|Zooey Pullover by Maria Leigh|
A note from Kathleen: It's supposed to snow tonight in Spokane. Although I know snow is full of inconveniences to everyday living, I can't wait to sit on the couch with my knitting and watch the sparkly stuff come down. We think of fall as the beginning of knitting season, and that's true, but winter is the best time for knitters, I think. When the temps drop, we stay warm with piles of wool in our lap and sliding through our fingers. My winter activity is taking the form of cardigan knitting, but I'm sure I'll cast on a couple of other things as the season progresses.
|Ribbed Shirtwaist by Amy Miller|
|Gnomish Hat by Carol Sulcoski|
|Snowflower Socks by Manuela Burkhardt|
With winter comes a new issue of Interweave Knits, and as always, it's full of wonderful sweaters and accessories that are perfect for this time of year. Here's Editor Eunny Jang to tell you all about it:
Sometimes, working in magazine publishing is an exercise in invention and fancy. Because we begin planning a given issue about nine months before it actually reaches the newsstands, the bulk of the work—developing projects and articles, yarn planning, photo shoots—all happens in the year squarely opposite the issue's newsstand season.
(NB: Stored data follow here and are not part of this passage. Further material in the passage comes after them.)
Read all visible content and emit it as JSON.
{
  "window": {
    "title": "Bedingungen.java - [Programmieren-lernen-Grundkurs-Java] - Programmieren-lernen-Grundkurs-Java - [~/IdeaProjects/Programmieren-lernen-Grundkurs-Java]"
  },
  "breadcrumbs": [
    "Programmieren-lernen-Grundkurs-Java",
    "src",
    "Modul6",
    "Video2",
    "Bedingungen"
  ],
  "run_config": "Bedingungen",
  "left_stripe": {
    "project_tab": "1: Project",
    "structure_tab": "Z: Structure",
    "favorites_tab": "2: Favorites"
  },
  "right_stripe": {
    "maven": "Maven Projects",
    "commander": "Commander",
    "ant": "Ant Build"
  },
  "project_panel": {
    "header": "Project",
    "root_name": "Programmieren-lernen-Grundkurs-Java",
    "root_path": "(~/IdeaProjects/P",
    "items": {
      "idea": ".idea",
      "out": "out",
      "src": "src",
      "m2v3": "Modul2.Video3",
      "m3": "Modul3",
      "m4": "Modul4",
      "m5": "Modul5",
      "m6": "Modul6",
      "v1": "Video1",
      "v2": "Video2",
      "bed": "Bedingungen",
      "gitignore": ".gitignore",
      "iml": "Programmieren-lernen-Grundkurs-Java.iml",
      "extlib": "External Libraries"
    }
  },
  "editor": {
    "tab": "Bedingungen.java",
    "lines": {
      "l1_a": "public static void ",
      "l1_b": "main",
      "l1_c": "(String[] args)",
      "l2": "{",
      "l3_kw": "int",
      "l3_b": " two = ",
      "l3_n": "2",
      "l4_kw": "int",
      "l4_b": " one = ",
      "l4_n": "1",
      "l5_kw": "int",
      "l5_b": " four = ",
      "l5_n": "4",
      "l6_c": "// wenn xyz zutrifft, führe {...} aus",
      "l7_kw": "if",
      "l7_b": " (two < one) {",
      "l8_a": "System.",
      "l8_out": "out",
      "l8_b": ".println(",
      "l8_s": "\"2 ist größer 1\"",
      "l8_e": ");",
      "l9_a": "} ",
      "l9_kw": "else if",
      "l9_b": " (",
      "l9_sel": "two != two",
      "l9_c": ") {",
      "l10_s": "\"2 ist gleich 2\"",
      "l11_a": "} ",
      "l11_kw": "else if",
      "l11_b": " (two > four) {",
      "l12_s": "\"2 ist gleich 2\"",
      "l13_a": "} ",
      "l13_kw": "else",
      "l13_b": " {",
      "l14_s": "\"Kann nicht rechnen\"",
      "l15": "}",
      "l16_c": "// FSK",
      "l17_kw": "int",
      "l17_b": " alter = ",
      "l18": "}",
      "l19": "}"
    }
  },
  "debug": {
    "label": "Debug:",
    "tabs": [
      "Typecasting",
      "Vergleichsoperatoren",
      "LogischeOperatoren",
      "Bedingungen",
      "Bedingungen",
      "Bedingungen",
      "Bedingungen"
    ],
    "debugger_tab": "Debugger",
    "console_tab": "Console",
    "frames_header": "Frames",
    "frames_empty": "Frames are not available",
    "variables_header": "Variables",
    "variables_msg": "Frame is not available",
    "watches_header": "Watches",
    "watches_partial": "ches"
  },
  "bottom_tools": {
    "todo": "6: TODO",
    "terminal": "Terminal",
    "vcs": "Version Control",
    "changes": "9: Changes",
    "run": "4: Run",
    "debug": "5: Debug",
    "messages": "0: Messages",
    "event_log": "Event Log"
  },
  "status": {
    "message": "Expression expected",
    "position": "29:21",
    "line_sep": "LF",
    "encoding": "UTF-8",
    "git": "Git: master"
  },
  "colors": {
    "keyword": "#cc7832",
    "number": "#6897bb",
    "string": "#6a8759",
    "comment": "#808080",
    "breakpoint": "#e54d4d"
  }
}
We shiver in February as we shoot tank tops for Summer issues, and I usually slog on through the dog days of August and September as we take the Winter issue to press. It's a delicate art, trying to remember what the upcoming issue's target season feels like, and to sense what all of us might want to knit then.
This year, though, the first weeks of fall brought a deep, hard freeze and a decided turn in the weather to Colorado—we've seen our first snowflakes and begun digging through our closets for tall boots. We're scrambling to finish cowls and hats and warm woolly sweaters, for ourselves and for helpless, nonknitting loved ones.
We, who usually deal with imagined future knitting, are suddenly remembering how visceral and rooted the real thing really is: Get cold, make warmth. Fancy stitchwork, elaborate patterning, innovative techniques—they're all rooted in the need to solve a simple problem.
Getting back to basics, then, we've stuffed this issue with knits to warm your world all winter long: from simple pieces with tailored details ("Color, Line, Stitch"); to cheeky, fresh takes on colorwork ("Of Another Color"); to dense, delicious cables ("Hold at Back"); to wintry takes on lace ("Rough Hewn"), this big magazine is full of ideas and projects to keep you cozy.
As this Winter issue went to press, it actually felt like winter outside, so we hustled to make warmth, too, in the forms of gloves for chilly fingers, alpaca layers, and thick muffle-us-up scarves. Enough warmth to keep us snug until spring finally comes, which won't happen until long after Spring—the issue—is put to bed, of course.